Popular high street chain, Marks and Spencer (M&S) has been forced to defend its new pay structure after it was revealed that their employees could lose out on thousands of pounds each year.
The changes to their existing policy were announced in May 2016, and a decision on their enforcement will be made 60 days later after discussions have been carried out with staff throughout the organisation.
Under the new payment structure, premiums for working on Sundays will be stopped, Bank Holiday payments will be reduced, and additional payments for working anti-social hours will apply to employees working before 6am, rather than pre-7am as it currently stands.
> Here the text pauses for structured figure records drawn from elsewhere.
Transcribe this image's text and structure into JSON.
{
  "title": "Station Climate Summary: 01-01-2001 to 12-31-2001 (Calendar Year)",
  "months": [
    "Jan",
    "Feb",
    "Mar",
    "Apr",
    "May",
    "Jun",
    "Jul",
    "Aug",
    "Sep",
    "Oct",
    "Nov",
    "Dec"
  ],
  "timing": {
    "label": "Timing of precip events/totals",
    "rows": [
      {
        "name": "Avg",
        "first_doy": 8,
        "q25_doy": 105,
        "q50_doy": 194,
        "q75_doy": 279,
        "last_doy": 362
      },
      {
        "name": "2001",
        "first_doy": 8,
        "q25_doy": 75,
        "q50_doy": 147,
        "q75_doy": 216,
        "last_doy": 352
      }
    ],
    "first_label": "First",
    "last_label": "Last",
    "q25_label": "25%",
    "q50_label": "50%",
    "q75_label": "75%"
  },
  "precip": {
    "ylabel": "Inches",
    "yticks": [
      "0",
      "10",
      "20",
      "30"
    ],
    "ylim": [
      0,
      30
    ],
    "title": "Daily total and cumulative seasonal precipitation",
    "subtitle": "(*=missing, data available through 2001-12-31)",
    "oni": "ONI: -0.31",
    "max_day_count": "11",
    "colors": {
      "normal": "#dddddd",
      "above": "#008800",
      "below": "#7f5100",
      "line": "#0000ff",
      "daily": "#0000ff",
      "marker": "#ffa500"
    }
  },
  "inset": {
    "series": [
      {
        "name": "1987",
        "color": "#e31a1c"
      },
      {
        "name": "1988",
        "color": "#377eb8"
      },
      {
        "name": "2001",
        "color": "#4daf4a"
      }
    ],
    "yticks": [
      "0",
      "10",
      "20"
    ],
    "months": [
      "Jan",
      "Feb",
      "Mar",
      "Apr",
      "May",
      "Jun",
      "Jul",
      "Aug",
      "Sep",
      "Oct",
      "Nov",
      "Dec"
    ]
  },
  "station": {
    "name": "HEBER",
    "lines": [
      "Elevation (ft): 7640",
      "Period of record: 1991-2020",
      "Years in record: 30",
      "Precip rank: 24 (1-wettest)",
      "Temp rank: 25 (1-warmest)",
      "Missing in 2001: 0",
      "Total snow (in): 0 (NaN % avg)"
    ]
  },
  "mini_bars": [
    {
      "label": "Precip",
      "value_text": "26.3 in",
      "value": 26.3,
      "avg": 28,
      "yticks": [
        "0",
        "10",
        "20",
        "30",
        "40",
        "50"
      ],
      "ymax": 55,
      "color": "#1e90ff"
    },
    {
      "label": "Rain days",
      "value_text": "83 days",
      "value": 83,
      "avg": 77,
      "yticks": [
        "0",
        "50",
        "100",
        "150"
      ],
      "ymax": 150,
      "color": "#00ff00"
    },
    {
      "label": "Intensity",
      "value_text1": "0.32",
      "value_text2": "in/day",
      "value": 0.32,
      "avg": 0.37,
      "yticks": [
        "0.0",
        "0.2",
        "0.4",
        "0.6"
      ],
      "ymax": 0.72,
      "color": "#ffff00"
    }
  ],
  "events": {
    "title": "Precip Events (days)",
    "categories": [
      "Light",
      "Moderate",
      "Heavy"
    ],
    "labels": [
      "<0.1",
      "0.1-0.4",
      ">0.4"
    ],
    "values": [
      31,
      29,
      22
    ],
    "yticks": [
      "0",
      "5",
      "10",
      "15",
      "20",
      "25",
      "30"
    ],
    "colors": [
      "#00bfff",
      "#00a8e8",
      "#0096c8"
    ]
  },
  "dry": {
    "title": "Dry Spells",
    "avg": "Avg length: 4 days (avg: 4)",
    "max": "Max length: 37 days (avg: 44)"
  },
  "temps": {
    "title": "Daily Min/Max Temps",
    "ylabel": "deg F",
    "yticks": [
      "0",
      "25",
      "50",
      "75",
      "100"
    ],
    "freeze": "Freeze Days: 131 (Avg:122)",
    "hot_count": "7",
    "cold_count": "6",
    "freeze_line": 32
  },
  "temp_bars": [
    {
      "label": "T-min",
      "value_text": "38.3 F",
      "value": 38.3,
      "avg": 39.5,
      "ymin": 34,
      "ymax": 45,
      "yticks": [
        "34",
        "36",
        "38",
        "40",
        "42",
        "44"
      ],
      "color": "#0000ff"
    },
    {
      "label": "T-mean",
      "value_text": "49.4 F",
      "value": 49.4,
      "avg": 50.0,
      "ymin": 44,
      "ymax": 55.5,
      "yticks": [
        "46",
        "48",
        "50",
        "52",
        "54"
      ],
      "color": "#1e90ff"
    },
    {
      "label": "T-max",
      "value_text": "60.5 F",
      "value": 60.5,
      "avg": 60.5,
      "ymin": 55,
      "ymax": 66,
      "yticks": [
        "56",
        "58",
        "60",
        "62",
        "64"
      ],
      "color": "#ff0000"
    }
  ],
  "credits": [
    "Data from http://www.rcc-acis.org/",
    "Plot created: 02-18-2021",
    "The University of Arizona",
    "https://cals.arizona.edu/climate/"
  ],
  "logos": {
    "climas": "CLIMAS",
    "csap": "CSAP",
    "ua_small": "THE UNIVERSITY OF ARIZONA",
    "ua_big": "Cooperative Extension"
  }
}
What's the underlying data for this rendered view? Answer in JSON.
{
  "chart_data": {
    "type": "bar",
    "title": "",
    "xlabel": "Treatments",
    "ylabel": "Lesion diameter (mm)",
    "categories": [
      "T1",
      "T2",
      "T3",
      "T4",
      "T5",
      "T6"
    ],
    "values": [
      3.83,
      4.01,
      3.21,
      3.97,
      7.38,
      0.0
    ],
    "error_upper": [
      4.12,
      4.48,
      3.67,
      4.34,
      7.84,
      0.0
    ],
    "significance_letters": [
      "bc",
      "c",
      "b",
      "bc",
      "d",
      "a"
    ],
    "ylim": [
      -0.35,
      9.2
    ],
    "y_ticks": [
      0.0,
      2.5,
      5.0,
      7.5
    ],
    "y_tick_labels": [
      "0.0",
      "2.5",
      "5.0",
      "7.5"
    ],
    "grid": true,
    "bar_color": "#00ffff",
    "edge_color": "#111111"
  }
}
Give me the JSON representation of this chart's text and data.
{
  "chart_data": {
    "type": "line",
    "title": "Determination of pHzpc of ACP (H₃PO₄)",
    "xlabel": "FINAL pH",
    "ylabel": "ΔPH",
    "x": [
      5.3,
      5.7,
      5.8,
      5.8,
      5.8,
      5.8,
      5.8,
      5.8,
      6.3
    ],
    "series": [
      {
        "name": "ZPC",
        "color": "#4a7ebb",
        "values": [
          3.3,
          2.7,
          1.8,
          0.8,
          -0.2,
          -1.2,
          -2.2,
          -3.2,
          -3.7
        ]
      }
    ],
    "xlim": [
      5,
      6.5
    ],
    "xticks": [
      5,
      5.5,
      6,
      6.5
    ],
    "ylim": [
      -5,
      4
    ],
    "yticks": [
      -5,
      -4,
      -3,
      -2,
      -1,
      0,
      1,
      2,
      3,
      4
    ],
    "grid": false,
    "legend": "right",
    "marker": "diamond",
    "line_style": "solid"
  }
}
The company’s pensions schemes will also be cut, affecting up to 11,000 staff.
Many of the chain’s staff are campaigning against the changes, along with MPs such as Siobhain McDonagh, MP for Mitchem and Morden, who says that 2,000 workers stand to lose at least £1,000 a year and a further 700 will lose at least double that amount.
Marks and Spencer, however, have insisted that the majority of its workforce will actually come out better off once the changes have been introduced thanks to an increase in their minimum wage. The base rate for customer assistants in the store is set to increase from £7.41 to £8.50 outside London and £9.95 in London, with further pay rises for managers coming into effect from April 2017.
A spokes person for the company has been quoted as stating: “The proposals include one of the highest pay rates and one of the best benefits packages in UK retail. We understand that some colleagues will be disappointed by the proposals, but we are listening carefully to their feedback.”